Distinguidos académicos, algunos considerados
en su momento como progresistas, en su invitación al diálogo, decían que los
manifestantes eran violentos y que estaban infiltrados por el narcotráfico, el
correísmo y la guerrilla urbana, cuando lo más cerca que han visto una práctica
insurgente son las películas de Rambo y Locademia de Policía. Nunca comprenderán que las mafias no compran poder, lo
ejercen directamente, como aquella que se enriqueció en la negociación
de insumos médicos durante la pandemia o la que tenía de prestamistas a la
fuerza pública. Pero, además, decían que Iza era quien debería deponer
sus posiciones políticas y su intransigencia en favor de la estabilidad, y que
el gobierno estaba dispuesto a llegar a determinadas concesiones “realistas” y
“posibles” de los 10 puntos de la agenda de la CONAIE. Con ellos, se desplazó
la culpa a los manifestantes y se logró excluir salidas democráticas como la
destitución del presidente y la revocatoria del mandato, las cuales fueron
tachadas de golpismo por el discurso oficial. La cobardía de Guillermo Lasso lo
hizo enfermarse de COVID-19 por 3 días y negoció por debajo, una vez más, con
el PSC, lo que queda su bloque en la Asamblea Nacional (con CREO), y se sumó a
esta cruzada por la paz ID, una parte de PK y algunos independientes que se
sienten cómodos con las canonjías del momento.
Exigían el diálogo los medios de comunicación
oficiales y los “ciudadanos de bien”, los que presenciaron el decadente
espectáculo de policías celebrando sobre vehículos policiales mofándose de la
muerte y represión de los “indios violentos” que vinieron a destruir la
capital. Esos que insultaban y hacían público su racismo y clasismo, y que
decían desde el primer día “queremos trabajar”, con sus banderitas y camisetas
blancas para proteger la virginidad de la castellana ciudad de San Francisco de
Quito, llamaban al diálogo y se sumaban a la estrategia del gobierno de
vencerles la mano a los manifestantes por hambre y sed, mientras echaban “por
la adrenalina del momento” gases lacrimógenos en los predios de varias
universidades donde se refugiaban gran parte de los manifestantes.
Por su parte, la iglesia que mandó a cerrar las
puertas de sus templos llenos de mercaderes sin que ningún Jesús se atreva a
sacarlos a patadas de allí los días domingos cuando se golpean el pecho y rezan
la penitencia por los pecados veniales que confiesan, se ofreció de mediador
para dirimir los conflictos civiles en un Estado supuestamente laico. Y, dijo
nuestra clase política: “hágase el diálogo”. Y se hizo el último día sin la presencia
del presidente y con voceros arrogantes y con más serpientes en la mesa que en
la cabeza de Medusa. El diálogo continúa a pesar de que el gobierno no ha
realizado rectificación alguna, a pesar de que sus propios defensores se lo
suplican. Al contrario, reproduce el mismo carácter errático de su “no
gobierno” y el discurso beligerante de los 18 días de paro nacional.

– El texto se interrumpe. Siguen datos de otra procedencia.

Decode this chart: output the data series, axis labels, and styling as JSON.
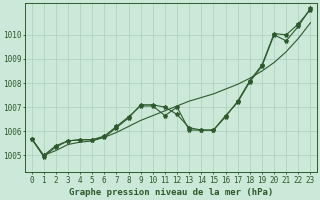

Por lo pronto, el oprimido se lleva la culpa
de 18 días sin trabajar y pérdidas de más de 1000 millones que parecen poco con
los salvatajes bancarios y en favor de los grandes grupos económicos del país,
y como dicen desde el discurso de dominación “unos trofeos políticos”: 0,40
menos en los combustibles, varias promesas ambiguas e interminables mesas de
“diálogo” donde los discursos técnicos astutamente les recuerden a los
manifestantes que ya es momento que regresen a sus páramos y permitan que el federalismo
se haga cargo de los males de la República, y dejen trabajar a los “ciudadanos
de bien”, es decir, a aquellos que tienen trabajo, bienestar y oportunidades a
costa de la explotación de la mayoría de los ecuatorianos. En un país con las
heridas aún abiertas, el diálogo sirve para construir la verdad oficial, la del
opresor; y, el intento transformador derrotado de la resistencia, la del oprimido.